The preparation process was nothing unusual. For every home game, Connecticut Roller Girls (CTRG) make the place their own, by setting up the track, the stands, and booths for food, shirts, and other merchandise to be sold to the hundreds of dedicated fans.

Call it DIY combat.

Coming up with rink names is part of the fun.

“I was obsessed with corn muffins at the time,” explained Scorn Muffin, a Yale neuroscience ICU nurse who lives in Wooster Square and otherwise goes by the name Jennifer Brennan. “I like the athletic part of [roller derby]. If you would’ve told me ten years ago that I’d be on a roller derby team, I would have never believed you.” Brennan has been skating only since November 2011, but has already made it onto CTRG’s A team, the nationally ranked Stepford Sabotage. She was an alternate for Saturday night’s season opener , but was still there to support her team and help out in anyway she could.

CTRG, a non-profit organization, drew some 400 fans of all ages to watch two contestss: the Yankee Brutals versus the Queen Cherry Bombers (from New Hampshire) and the Stepford Sabotage versus the DC RollerGirls. The Yankee Brutals are the CTRG’s B-team, playing other teams within the region. There are three others teams within the league playing locally: The Bone Crushers, Iron Angels, and Widowmakers.

Scorn Muffin admits she found her skate name fairly easily and quickly/ Other teammates struggled longer to find names that fit their identities—and names that weren’t already claimed and listed in a skate-name directory on the web.
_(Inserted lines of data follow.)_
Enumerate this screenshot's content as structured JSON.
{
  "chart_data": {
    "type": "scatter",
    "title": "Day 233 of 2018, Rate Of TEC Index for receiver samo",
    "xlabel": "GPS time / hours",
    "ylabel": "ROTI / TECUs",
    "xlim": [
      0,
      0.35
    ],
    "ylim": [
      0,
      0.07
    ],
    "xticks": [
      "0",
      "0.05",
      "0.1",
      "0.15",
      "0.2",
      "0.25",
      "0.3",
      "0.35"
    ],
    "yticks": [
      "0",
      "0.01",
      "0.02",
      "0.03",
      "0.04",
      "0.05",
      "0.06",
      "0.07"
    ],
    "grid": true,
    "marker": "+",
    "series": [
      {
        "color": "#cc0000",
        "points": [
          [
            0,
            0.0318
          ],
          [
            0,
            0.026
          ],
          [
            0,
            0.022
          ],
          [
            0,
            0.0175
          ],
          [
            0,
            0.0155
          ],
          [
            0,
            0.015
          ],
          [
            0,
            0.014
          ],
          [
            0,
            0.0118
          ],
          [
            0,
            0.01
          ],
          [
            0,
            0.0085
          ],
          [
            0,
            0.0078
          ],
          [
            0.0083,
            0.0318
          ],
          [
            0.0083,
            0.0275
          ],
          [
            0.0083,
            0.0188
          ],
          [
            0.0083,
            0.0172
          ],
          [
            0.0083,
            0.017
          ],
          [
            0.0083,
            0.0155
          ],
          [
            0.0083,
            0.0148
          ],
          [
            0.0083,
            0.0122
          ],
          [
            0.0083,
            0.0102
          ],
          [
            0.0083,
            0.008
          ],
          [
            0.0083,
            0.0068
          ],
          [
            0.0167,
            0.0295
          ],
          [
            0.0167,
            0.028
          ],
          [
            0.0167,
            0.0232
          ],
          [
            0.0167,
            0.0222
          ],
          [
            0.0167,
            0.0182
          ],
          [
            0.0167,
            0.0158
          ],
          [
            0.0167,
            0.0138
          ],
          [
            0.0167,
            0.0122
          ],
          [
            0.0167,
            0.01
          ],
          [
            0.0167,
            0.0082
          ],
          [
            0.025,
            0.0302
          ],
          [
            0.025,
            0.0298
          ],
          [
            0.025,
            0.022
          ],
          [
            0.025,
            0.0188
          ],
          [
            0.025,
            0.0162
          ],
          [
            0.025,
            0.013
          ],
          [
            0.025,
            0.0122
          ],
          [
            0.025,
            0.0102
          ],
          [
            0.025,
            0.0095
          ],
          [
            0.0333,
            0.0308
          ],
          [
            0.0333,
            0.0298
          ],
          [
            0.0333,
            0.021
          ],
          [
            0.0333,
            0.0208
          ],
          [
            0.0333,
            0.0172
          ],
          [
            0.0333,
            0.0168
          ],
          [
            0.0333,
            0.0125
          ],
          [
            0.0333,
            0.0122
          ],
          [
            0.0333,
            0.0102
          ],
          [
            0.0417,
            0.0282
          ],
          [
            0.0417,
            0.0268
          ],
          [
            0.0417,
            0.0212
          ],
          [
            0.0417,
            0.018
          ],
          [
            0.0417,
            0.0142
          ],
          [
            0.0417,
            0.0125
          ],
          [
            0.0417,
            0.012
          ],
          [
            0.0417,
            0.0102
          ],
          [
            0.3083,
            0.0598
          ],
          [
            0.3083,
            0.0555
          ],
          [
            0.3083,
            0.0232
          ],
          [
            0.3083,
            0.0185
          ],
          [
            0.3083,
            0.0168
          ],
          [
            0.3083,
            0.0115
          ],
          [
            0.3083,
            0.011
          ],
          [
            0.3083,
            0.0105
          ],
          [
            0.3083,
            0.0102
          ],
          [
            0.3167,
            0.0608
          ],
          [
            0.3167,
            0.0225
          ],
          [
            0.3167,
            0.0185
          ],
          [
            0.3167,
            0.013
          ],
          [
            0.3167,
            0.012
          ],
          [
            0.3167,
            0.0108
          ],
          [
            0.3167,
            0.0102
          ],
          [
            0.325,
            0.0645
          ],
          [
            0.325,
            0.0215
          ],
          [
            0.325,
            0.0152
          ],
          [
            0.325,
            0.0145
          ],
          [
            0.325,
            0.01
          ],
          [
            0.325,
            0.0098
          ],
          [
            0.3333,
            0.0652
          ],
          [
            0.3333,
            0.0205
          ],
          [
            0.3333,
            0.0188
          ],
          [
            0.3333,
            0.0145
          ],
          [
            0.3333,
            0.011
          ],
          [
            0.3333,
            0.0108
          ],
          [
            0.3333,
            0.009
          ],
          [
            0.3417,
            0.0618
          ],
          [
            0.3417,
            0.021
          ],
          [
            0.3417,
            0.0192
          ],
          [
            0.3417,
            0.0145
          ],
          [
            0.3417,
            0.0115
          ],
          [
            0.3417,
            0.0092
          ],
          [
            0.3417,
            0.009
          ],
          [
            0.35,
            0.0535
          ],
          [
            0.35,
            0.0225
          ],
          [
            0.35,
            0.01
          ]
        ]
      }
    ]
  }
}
“Ever since roller derby started, leagues around the world have registered their names,” said Metal Malady, a player for the Yankee Brutals. “When you think you have an idea and you see it’s free, it’s taken. It took me forever to find one. I overheard on a podcast someone use the word, ‘Oh that’s a medal malady,’ and it stuck with me. Everybody has their full name, and then for quick purposes on their track they shorten the name to a nickname.”
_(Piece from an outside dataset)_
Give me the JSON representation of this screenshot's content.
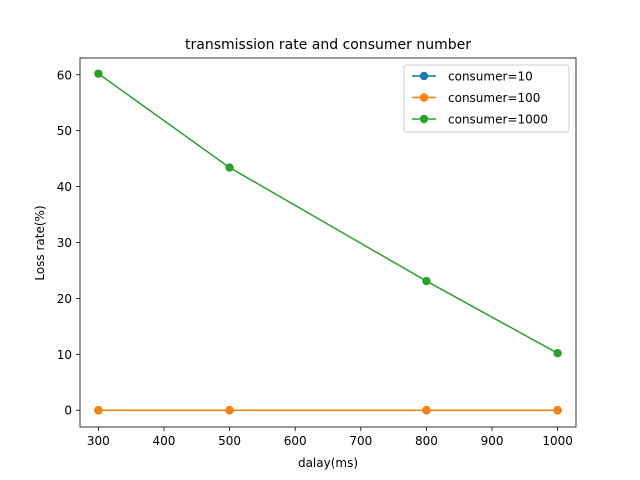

Faith Marek (pictured above), Metal Melady’s identity outside the rink, is a 25-year-old film and media editor who born and raised in Westville.

“I’ve never felt more connected to something more than roller derby. It’s just awesome. You get the natural high from working out and exercising, and then you get this high from bonding with people over this physical element,” she said. We hit each other, and then we get bruises, but it’s all cool. I had first gotten interested in roller derby when I saw the movie, Whip It, and I wondered if there was a derby within the area. I was kind of surprised to see there was a team. I went to a couple of the games, and by the second game I noticed a tryout flyer, so I said, ‘Why not, this looks awesome.’”
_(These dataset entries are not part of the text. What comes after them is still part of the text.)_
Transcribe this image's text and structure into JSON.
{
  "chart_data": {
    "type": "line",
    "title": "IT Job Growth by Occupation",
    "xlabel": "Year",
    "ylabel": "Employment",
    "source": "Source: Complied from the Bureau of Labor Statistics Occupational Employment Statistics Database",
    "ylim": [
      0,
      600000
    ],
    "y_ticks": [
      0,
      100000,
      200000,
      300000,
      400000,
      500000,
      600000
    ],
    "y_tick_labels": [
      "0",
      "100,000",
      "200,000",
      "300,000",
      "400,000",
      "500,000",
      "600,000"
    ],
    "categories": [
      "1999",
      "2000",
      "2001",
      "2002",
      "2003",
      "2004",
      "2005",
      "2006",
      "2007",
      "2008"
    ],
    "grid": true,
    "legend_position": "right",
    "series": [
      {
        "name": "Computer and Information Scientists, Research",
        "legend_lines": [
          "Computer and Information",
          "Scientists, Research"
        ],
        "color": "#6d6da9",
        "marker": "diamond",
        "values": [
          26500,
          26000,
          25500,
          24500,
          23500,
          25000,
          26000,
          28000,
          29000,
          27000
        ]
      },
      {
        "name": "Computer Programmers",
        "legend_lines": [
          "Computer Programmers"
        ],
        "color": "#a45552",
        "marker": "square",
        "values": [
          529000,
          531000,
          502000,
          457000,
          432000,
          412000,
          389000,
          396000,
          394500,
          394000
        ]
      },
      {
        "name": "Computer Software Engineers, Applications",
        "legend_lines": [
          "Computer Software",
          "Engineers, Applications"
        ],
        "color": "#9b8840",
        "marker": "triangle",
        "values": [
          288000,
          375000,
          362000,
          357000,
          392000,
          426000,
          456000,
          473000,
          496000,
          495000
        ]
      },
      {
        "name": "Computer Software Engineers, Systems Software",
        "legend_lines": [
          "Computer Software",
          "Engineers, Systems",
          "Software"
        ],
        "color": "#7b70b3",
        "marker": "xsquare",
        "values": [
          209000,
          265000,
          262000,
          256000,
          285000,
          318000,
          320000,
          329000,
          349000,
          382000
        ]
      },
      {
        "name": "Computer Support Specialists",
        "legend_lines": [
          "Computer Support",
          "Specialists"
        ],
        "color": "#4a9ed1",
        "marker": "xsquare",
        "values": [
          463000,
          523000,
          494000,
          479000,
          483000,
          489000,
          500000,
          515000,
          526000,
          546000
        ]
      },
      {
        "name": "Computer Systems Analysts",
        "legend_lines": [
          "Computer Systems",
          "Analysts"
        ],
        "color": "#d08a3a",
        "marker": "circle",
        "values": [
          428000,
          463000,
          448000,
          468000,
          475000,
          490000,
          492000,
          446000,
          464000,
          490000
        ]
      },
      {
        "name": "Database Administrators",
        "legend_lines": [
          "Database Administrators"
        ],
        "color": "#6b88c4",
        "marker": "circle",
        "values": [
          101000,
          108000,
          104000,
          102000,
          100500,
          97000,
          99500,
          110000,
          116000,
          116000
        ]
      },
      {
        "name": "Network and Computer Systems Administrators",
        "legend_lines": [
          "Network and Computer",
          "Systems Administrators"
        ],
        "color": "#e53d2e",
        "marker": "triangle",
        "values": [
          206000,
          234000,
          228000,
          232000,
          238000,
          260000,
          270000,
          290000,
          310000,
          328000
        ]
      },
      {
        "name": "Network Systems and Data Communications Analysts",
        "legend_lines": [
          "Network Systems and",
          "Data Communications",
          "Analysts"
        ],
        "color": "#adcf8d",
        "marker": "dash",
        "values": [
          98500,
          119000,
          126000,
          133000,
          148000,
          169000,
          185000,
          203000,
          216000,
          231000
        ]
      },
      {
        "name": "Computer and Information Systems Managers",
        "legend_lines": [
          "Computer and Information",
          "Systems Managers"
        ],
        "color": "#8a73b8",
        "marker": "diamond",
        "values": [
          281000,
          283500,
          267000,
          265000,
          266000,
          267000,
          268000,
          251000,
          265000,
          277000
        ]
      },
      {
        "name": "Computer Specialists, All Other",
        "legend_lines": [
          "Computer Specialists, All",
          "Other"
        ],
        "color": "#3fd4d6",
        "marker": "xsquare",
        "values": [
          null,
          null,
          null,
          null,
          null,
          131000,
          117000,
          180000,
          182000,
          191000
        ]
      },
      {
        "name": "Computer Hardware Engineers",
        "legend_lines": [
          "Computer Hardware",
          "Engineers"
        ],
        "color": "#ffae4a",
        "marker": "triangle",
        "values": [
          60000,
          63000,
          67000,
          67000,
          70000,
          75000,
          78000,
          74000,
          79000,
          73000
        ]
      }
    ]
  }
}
On their website, the Yankee Brutals have a clearly stated mission. “[T]he Brutals have stood for teamwork, fun, and excellence, on and off the track. We hold these truths to be self-evident, that all women are created equal, that they are endowed with certain unalienable rights, that among these are life, liberty and the pursuit of derby.”

Meredith “Ouching Tiger” Zolty is also a member of the Yankee Brutals. “It’s an amazing sport because all body types can play. It’s a sport that lets everyone play to their own advantage,” she said. Her skate name “comes from the fact that I tend to make unnecessary kung fu noises when I come in contact.”

While skate names may be playful, the sport has evolved, and has become more intense. CTRG league practices are twice a week for two hours, and team practices “throw in a few other hours each week”, said Zolty. “People also train outside of that.”

“The first thing I did when I moved to New Haven was look to see if there’s a local roller derby team,” said Natalie “Punchie Bruiser” Boyd, who started skating in Toronto in 2008. She cares for her young children while her partner is at graduate school at Yale. “Finding this league has been one of the best things about being able to settle into a new place,” she said.